A few of your previous posts for context.
I always understood your dilemma as the conflict between the history of the Bible vs. the history of science. That is why I suggested focusing on the age of the earth. If you can come to peace with an old earth evolution would be a piece of cake. Looking for Biblical support or rejection of evolution is like looking for Biblical support or rejection of the germ theory. You are just not going to be able to come up with an answer one way or the other using just the Bible.
Let me suggest a possible way to address your dilemma.
Accept the creation of the earth took 4.5 billion years as indicated by science.
Accept that while Adam was the first human created in the image of God he wasn’t the first homo sapien.
Accept that Eden was a special location on a completed earth where God placed Adam and Eve. Adam and Eve were different from the other homo sapiens that were alive at the same time.
Accept that with Adam God’s creation was complete and so He rested.
Then you can use the Bible’s genealogies to date when Adam was created in the image of God and therefore the completion of creation. The only problem is you have to then accept that the description of the creation of the earth was a figurative description and not a literal one. I fear that if you insist on a literal six day creation you are going to remain permanently stuck.

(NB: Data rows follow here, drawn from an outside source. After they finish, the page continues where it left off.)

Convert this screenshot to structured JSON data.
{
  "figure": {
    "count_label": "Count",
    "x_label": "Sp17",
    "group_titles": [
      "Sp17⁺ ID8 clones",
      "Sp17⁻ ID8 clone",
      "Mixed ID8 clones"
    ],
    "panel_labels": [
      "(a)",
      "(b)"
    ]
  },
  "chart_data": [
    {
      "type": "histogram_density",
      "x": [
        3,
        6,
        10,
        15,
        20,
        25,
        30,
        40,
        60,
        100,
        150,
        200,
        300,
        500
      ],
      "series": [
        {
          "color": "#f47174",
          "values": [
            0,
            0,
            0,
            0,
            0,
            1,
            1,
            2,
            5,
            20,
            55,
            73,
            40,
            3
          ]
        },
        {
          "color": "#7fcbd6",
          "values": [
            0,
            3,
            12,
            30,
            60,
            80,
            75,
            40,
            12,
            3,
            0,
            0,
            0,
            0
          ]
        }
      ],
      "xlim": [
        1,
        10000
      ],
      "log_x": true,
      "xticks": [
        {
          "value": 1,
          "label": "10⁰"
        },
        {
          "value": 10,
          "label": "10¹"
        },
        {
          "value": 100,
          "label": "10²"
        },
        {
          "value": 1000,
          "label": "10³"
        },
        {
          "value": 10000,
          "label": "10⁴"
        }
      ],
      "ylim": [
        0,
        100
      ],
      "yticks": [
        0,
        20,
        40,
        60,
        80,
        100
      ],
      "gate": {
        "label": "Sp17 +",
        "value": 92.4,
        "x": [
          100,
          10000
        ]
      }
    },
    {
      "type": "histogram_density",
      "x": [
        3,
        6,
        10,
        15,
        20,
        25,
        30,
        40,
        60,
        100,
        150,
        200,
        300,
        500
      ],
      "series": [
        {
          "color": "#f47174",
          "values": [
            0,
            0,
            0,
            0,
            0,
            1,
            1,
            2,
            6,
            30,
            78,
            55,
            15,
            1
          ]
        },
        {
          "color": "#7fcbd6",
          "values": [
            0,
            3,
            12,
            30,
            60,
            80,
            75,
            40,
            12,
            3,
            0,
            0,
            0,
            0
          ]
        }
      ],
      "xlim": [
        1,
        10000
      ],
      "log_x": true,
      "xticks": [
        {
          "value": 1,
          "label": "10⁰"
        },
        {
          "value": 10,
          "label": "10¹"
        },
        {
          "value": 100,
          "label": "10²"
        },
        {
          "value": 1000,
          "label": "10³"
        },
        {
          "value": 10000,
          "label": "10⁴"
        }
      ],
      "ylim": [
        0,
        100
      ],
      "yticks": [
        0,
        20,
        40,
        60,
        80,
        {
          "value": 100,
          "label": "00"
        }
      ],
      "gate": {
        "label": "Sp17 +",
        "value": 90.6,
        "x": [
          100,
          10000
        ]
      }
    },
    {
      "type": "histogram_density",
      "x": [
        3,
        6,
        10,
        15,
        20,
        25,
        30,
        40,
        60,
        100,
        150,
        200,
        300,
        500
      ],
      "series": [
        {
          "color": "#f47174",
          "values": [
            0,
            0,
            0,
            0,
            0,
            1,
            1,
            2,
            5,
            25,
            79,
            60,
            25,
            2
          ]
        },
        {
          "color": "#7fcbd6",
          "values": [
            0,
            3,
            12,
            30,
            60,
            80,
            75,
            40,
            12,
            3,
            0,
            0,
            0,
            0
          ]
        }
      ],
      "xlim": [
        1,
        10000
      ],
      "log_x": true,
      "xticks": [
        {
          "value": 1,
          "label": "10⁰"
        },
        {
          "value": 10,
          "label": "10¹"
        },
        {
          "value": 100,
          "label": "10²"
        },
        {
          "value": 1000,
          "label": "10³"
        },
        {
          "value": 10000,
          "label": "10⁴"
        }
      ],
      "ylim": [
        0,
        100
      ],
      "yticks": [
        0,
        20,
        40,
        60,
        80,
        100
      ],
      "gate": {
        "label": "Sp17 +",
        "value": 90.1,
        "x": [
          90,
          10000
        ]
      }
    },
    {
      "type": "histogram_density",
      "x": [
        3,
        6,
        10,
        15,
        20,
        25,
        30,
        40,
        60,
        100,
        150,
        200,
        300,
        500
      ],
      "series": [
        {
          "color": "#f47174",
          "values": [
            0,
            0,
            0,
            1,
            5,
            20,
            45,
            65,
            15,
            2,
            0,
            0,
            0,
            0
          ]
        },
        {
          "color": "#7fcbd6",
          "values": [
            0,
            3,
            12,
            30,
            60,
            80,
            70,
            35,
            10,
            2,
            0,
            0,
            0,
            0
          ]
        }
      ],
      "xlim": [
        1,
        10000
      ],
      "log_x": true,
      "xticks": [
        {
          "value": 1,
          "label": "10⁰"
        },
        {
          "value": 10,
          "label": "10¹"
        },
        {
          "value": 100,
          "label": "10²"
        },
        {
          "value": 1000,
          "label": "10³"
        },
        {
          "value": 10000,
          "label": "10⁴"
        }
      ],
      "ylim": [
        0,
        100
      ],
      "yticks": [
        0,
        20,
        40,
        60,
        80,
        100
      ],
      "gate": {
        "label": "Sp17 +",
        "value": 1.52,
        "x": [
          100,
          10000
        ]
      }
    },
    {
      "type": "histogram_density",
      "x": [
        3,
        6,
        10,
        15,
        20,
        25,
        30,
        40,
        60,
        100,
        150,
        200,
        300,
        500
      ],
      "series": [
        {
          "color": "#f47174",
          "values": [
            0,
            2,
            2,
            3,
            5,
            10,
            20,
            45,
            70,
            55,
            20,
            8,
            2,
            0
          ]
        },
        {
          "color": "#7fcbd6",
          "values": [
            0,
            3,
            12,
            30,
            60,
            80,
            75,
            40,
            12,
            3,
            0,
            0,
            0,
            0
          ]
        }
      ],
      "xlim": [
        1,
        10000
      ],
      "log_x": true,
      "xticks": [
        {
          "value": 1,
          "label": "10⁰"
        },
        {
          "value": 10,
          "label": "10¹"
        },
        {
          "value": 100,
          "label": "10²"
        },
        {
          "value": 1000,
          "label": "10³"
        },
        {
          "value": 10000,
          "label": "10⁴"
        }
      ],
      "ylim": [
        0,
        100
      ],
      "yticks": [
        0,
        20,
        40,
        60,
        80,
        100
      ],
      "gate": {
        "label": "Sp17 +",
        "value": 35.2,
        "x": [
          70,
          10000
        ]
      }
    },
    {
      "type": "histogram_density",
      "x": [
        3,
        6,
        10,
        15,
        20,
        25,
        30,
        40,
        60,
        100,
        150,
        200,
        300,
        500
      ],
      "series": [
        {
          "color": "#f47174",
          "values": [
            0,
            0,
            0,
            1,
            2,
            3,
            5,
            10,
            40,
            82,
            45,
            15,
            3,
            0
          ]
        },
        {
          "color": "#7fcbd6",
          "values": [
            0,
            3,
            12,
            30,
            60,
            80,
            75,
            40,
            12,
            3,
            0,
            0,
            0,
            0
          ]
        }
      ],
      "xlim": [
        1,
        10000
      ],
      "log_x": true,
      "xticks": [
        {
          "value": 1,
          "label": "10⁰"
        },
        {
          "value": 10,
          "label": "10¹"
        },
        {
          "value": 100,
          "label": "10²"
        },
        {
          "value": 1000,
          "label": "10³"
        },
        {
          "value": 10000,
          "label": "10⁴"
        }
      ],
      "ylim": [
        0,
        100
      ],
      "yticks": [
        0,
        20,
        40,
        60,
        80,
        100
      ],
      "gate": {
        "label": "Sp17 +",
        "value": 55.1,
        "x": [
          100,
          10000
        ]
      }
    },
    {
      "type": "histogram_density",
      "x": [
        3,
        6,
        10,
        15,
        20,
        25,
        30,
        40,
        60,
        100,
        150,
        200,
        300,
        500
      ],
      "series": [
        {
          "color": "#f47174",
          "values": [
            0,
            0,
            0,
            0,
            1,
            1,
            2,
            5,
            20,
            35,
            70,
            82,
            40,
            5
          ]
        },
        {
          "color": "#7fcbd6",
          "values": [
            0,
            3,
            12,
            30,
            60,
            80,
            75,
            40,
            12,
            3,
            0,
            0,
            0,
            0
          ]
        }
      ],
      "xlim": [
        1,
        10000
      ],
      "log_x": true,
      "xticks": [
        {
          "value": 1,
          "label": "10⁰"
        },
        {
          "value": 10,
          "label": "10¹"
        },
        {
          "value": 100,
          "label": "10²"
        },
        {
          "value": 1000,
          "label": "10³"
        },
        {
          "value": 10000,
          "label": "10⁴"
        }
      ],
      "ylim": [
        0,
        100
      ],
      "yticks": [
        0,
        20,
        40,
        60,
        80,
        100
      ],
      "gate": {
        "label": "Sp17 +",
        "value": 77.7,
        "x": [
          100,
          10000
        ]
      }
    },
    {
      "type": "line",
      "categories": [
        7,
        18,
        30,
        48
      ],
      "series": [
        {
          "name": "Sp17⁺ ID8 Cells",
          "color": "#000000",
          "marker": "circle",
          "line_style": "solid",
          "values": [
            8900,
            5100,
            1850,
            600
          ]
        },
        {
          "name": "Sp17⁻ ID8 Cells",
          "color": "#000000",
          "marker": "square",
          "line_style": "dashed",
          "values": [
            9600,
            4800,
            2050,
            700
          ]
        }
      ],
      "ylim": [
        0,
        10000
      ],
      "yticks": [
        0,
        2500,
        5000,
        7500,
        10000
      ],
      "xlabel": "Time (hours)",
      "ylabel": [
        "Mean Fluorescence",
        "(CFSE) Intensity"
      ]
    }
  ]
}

Antoine has a long discussion complete with his interpretation of Genesis to support what I outlined above at A. Suarez’s Treatment on a Pope Formulation for Original Sin’s Transmission I don’t agree with the way he dates Adam and Eve but otherwise he has some good ideas.
New topic for discussion. How long after Adam’s creation did it take him to Fall? Does the Bible say?
Edit to add an additional thought.
What is different between Biblical Genealogies and the genealogy that I do for my family history? Answer, the Biblical Genealogies normally only include the men unless there is a special reason to include a woman. So they look like a chart with one person on top and with just one person at each level below. What does a real genealogical chart look like? Lots and lots of people on the top and slowly ( divide by 2 for each generation) narrowing down to one, me. Of course you can do charts that include aunts and uncles and cousins and then the chart becomes a big waterfall. Why do I say this? Evolution says nothing that would prevent Adam from being a great-great (to the nth degree) grandfather to the entire human race. He just can’t be the single male at the top of the chart. And so in the Biblical sense you can say all mankind has descended from Adam (only the important males included in the genealogies) without requiring that there be no other humans around at the time of Adam.
I believe somewhere around here Joshua S. has written about this.
BTW, I believe the genealogy is done that way because of the One Seed theory of human procreation.